In the end the story is poorly patched up with the main characters somehow deciding that they like each other, but I never got it, and I wish I could wipe the whole thing from my memory.


A Hunger Like No Other

This is the first book in the series Immortals After Dark. For me this book sparked an obsession with paranormal romance. Kresley Cole is, in my opinion, one of the most innovative and creative romance writers known to humankind. She writes compelling plots, never boring charters, and is always thinking ahead. Many of the books in this series intertwine in such a way that you would benefit from reading them all in order but you don’t necessarily need to.

The book starts with Lachlain (king of the Lykae) escaping his 150 years of imprisonment and torture at the hand of the vampire hoard. As a result he harbors a deep hatred for vampires, not that he hadn’t hated them before his torture.

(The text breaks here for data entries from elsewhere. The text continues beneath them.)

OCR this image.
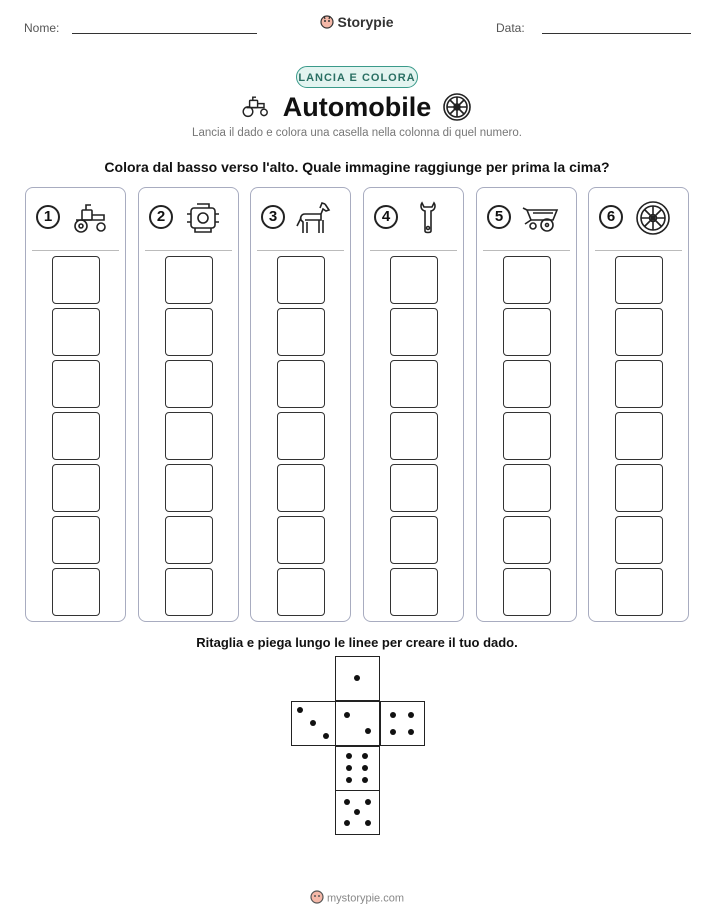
Nome:	Storypie	Data:
LANCIA E COLORA
Automobile
Lancia il dado e colora una casella nella colonna di quel numero.
Colora dal basso verso l'alto. Quale immagine raggiunge per prima la cima?
1	2	3	4	5	6
Ritaglia e piega lungo le linee per creare il tuo dado.
mystorypie.com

When he finds is fated female, Emmaline Troy (a half vampire half valkyrie) Lachlain goes ballistic, thinking fate had given him a lowly vampire for a mate. Assuming he has gone insane from his long torture he decides to keep her with him to wait and see if his mind has made a terrible mistake and hopes that she is not truly his mate. As he holds her prisoner he wars with himself over wanting to treat her like the vile creature she is and wanting to love her.

Emmaline is, for a vampire/valkyrie, extremely timid and fragile. Her aunts have kept her vampire state hidden from the rest of the world, fearing the vampires would want to claim her for their own. She has been sheltered and coddled by her loving aunts. But as she grows older she becomes restless and wants to find out who her vampire father was, or is. So she takes herself to France to start her search. There she finds out living on her own is much harder then she tough and is loathe to crawl back to her aunts and admit defeat. But before she can make a decision to go home or not she is captured by a powerful and frightening male. His treatment of her is erratic and she never knows what he will do next. Will he kill her or let her go?

Throuought the book we witness Emmaline gain courage and self esteme when it comes to dealing with Lachlain, and we see Lachlain soften and eventually grow to love his wee valkyrie with her wee fangs that drive him wild with lust when she drinks from him.